На следующее утро, после весьма непродолжительного сна, Фридесвида чувствовала себя гораздо хуже, чем когда-либо. Всю ночь её тревожили мысли то о сёстрах, то об Адель, а тогда, когда ей наконец удалось уснуть, мозг решил спроецировать пару снов о злосчастном пожаре. В комнату, как обычно, забежала весёлая Марлей, приказавшая Фридесвиде немедленно одеваться, поскольку они тотчас должны выезжать в цирк. Потирая руки и почти что хихикая от предвкушения денег за выступление, миссис Аддерли внимательно следила за тем, как наряжают главный экспонат. Несколько служанок окружили Фридесвиду и начали запихивать в её завивающиеся волосы мёртвые цветы, на шею вешали подделку под жемчуг, старательно выделяли шрамы на лице всеми способами, которые только находились у них в головах, и, наконец, принесли огромное платье болотного оттенка из самой дешёвой ткани. Впрочем, Марлей подразумевала, что в результате образ Фридесвиды будет смотреться дорого, но это смотрелось отвратительно. Миссис Аддерли не придала этому значения, велев собирать экипаж.

Амфибрахий снова поехал вместе с миссис Аддерли и Фридесвидой. Остальные уроды, в особенности — Эми, махали им вслед, искренне радуясь за бывшую кухарку. Отвернувшись ото всех, Фридесвида упала в быстротечный сон, который был прерван строгим возгласом миссис Аддерли. Тем не менее, несмотря на свою строгость и суровость, Марлей была навеселе. Всю дорогу она отвлекала кучера бессмысленными разговорами и часто говорила о мистере Линдсее и о том, как она, внезапно для неё самой, по нему соскучилась. Действительно, ей ведь было теперь, кого ему показать. Была у этих господ странная скрытая борьба — кто из них более отвратительный человек и как заставит плясать своих уродов, над кем ещё он надругается и посмеётся.

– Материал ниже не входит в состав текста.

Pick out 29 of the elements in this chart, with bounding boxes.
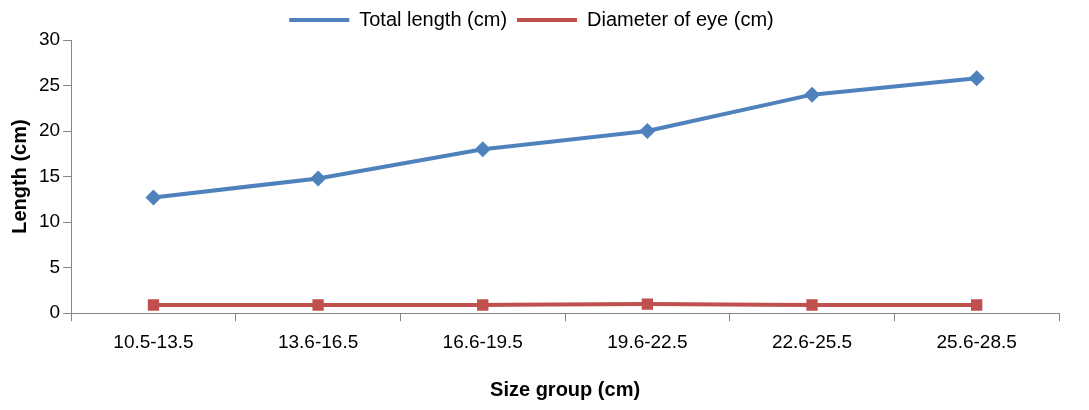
y-tick-label: 25 bbox=[38, 73, 61, 95]
point bbox=[145, 189, 162, 206]
y-tick-label: 20 bbox=[38, 119, 61, 141]
point bbox=[971, 299, 983, 311]
point bbox=[474, 141, 491, 158]
point bbox=[639, 123, 656, 140]
x-axis-title: Size group (cm) bbox=[490, 377, 641, 400]
point bbox=[147, 299, 160, 311]
legend-label: Total length (cm) bbox=[359, 7, 508, 30]
y-axis-title: Length (cm) bbox=[7, 119, 30, 234]
point bbox=[806, 299, 818, 311]
x-tick-label: 10.5-13.5 bbox=[113, 330, 194, 352]
x-tick-label: 22.6-25.5 bbox=[771, 330, 853, 352]
x-tick-label: 13.6-16.5 bbox=[277, 330, 359, 352]
point bbox=[641, 298, 654, 310]
point bbox=[804, 86, 821, 103]
x-tick-label: 19.6-22.5 bbox=[607, 330, 688, 352]
point bbox=[312, 299, 324, 311]
y-tick-label: 10 bbox=[38, 210, 61, 232]
y-tick-label: 0 bbox=[49, 301, 61, 323]
legend-label: Diameter of eye (cm) bbox=[587, 7, 774, 30]
y-tick-label: 15 bbox=[38, 164, 61, 186]
x-tick-label: 16.6-19.5 bbox=[442, 330, 523, 352]
y-tick-label: 30 bbox=[38, 28, 61, 50]
point bbox=[477, 299, 489, 311]
x-tick-label: 25.6-28.5 bbox=[936, 330, 1017, 352]
y-tick-label: 5 bbox=[49, 255, 61, 277]
point bbox=[310, 170, 327, 187]
point bbox=[968, 70, 985, 87]
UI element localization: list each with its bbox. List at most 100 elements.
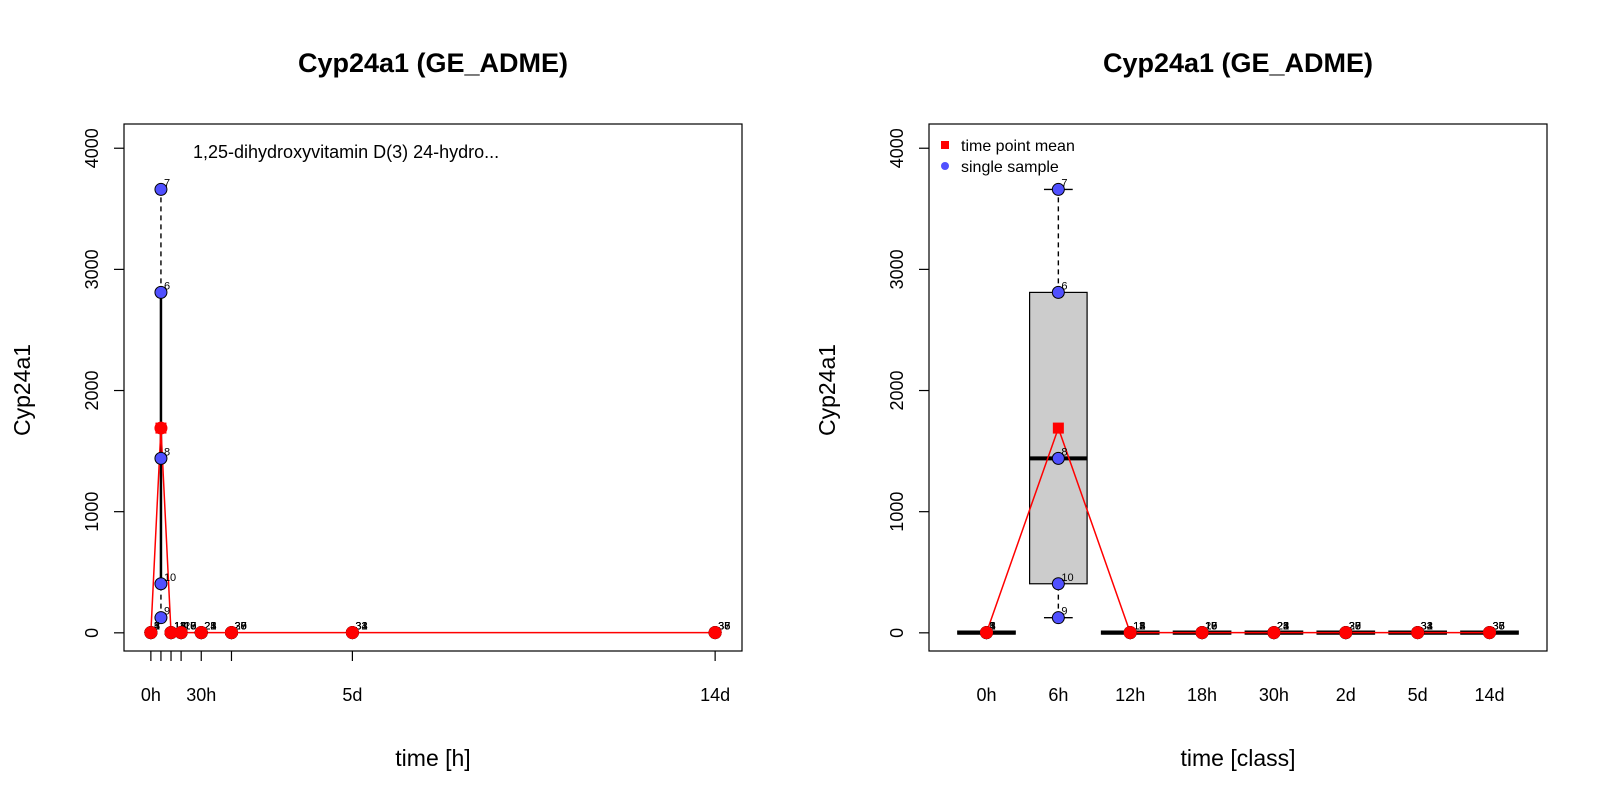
right-sample-point (1051, 285, 1065, 299)
right-sample-label: 13 (1133, 621, 1145, 633)
right-sample-point (1051, 611, 1065, 625)
right-mean-point (979, 626, 993, 640)
left-sample-point (154, 577, 168, 591)
left-sample-label: 32 (355, 620, 367, 632)
right-mean-point (1411, 626, 1425, 640)
right-mean-point (1483, 626, 1497, 640)
left-plot-frame (123, 123, 743, 652)
left-sample-label: 27 (234, 620, 246, 632)
right-sample-label: 38 (1493, 621, 1505, 633)
left-sample-label: 1 (154, 621, 160, 633)
right-sample-label: 11 (1133, 621, 1144, 633)
right-mean-line (985, 425, 1490, 634)
left-sample-label: 8 (164, 446, 170, 458)
right-sample-label: 17 (1205, 620, 1217, 632)
left-chart-marks: 010002000300040000h30h5d14d1234567891011… (82, 128, 730, 705)
right-y-axis-label: Cyp24a1 (814, 344, 840, 436)
right-y-tick-label: 2000 (887, 371, 907, 411)
left-sample-label: 6 (164, 280, 170, 292)
right-plot-frame (928, 123, 1548, 652)
left-sample-label: 7 (164, 177, 170, 189)
left-sample-point (154, 182, 168, 196)
right-y-tick-label: 0 (887, 628, 907, 638)
left-sample-label: 30 (234, 621, 246, 633)
right-sample-label: 27 (1349, 620, 1361, 632)
left-chart-title: Cyp24a1 (GE_ADME) (298, 48, 568, 78)
right-mean-point (1339, 626, 1353, 640)
legend-sample-symbol (941, 162, 949, 170)
left-sample-label: 19 (184, 621, 196, 633)
left-sample-label: 3 (154, 621, 160, 633)
right-y-tick-label: 1000 (887, 492, 907, 532)
left-sample-label: 20 (184, 621, 196, 633)
left-sample-label: 18 (184, 621, 196, 633)
right-y-tick-label: 4000 (887, 128, 907, 168)
left-y-tick-label: 2000 (82, 371, 102, 411)
right-mean-point (1123, 626, 1137, 640)
left-mean-point (708, 626, 722, 640)
left-sample-label: 33 (355, 621, 367, 633)
right-mean-square (1052, 422, 1064, 434)
right-box (1029, 291, 1088, 585)
left-mean-line (150, 428, 716, 634)
right-x-tick-label: 5d (1408, 685, 1428, 705)
right-sample-label: 1 (989, 621, 995, 633)
right-sample-label: 15 (1133, 621, 1145, 633)
right-sample-label: 5 (989, 621, 995, 633)
right-x-tick-label: 18h (1187, 685, 1217, 705)
legend-sample-label: single sample (961, 159, 1059, 176)
right-sample-label: 7 (1061, 177, 1067, 189)
right-x-tick-label: 6h (1048, 685, 1068, 705)
left-mean-point (174, 626, 188, 640)
left-mean-point (345, 626, 359, 640)
left-sample-label: 38 (718, 621, 730, 633)
right-sample-label: 24 (1277, 621, 1289, 633)
left-sample-label: 23 (204, 621, 216, 633)
left-sample-label: 9 (164, 606, 170, 618)
right-sample-label: 8 (1061, 446, 1067, 458)
right-sample-point (1051, 182, 1065, 196)
right-x-tick-label: 12h (1115, 685, 1145, 705)
left-sample-label: 17 (184, 620, 196, 632)
left-sample-label: 31 (355, 621, 367, 633)
right-sample-label: 23 (1277, 621, 1289, 633)
left-sample-label: 28 (234, 621, 246, 633)
right-sample-label: 10 (1061, 572, 1073, 584)
left-mean-point (194, 626, 208, 640)
right-sample-label: 12 (1133, 620, 1145, 632)
right-mean-point (1267, 626, 1281, 640)
left-sample-label: 21 (204, 621, 216, 633)
right-sample-label: 34 (1421, 621, 1433, 633)
left-sample-label: 2 (154, 620, 160, 632)
time-class-box-panel: Cyp24a1 (GE_ADME) time [class] Cyp24a1 0… (814, 48, 1548, 771)
right-x-tick-label: 14d (1474, 685, 1504, 705)
right-sample-point (1051, 451, 1065, 465)
right-sample-label: 9 (1061, 606, 1067, 618)
right-sample-label: 31 (1421, 621, 1433, 633)
right-x-tick-label: 0h (976, 685, 996, 705)
right-sample-label: 29 (1349, 621, 1361, 633)
left-sample-label: 29 (234, 621, 246, 633)
left-sample-label: 22 (204, 620, 216, 632)
right-sample-label: 25 (1277, 621, 1289, 633)
left-mean-point (224, 626, 238, 640)
right-x-tick-label: 30h (1259, 685, 1289, 705)
left-sample-label: 26 (234, 621, 246, 633)
legend-mean-label: time point mean (961, 138, 1075, 155)
left-y-tick-label: 3000 (82, 249, 102, 289)
right-sample-label: 30 (1349, 621, 1361, 633)
left-sample-point (154, 611, 168, 625)
left-sample-point (154, 285, 168, 299)
left-sample-label: 24 (204, 621, 216, 633)
left-sample-label: 5 (154, 621, 160, 633)
left-x-axis-label: time [h] (395, 745, 470, 771)
right-y-tick-label: 3000 (887, 249, 907, 289)
right-sample-label: 35 (1493, 621, 1505, 633)
legend: time point mean single sample (941, 138, 1075, 176)
right-chart-title: Cyp24a1 (GE_ADME) (1103, 48, 1373, 78)
right-sample-label: 14 (1133, 621, 1145, 633)
left-y-tick-label: 1000 (82, 492, 102, 532)
right-sample-label: 3 (989, 621, 995, 633)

Первые несколько выступлений прошли неплохо. Фридесвида пыталась отвечать быстро и бодро, уверенно и свободно, но при этом настолько точно, чтобы попасть в голову без прицела каждому из господ, находящихся в зале. Про остальных уродов, как это полагается, все забыли: и даже четырёхногий мужчина в паре с сиамскими близнецами-женщинами привлекали не такое внимание, как умная безликая девушка. Шрамы Фридесвиды даже намазали чем-то ярко-красным, чтобы посильнее выделить её изъяны, и люди, подходящие к ней, то и дело охали из-за такого ужасного зрелища. "Господи, да у неё же нет лица!" — восклицал кто-то в толпе, и стремительно находились люди, соглашающиеся с ним и начинающие так же громко охать.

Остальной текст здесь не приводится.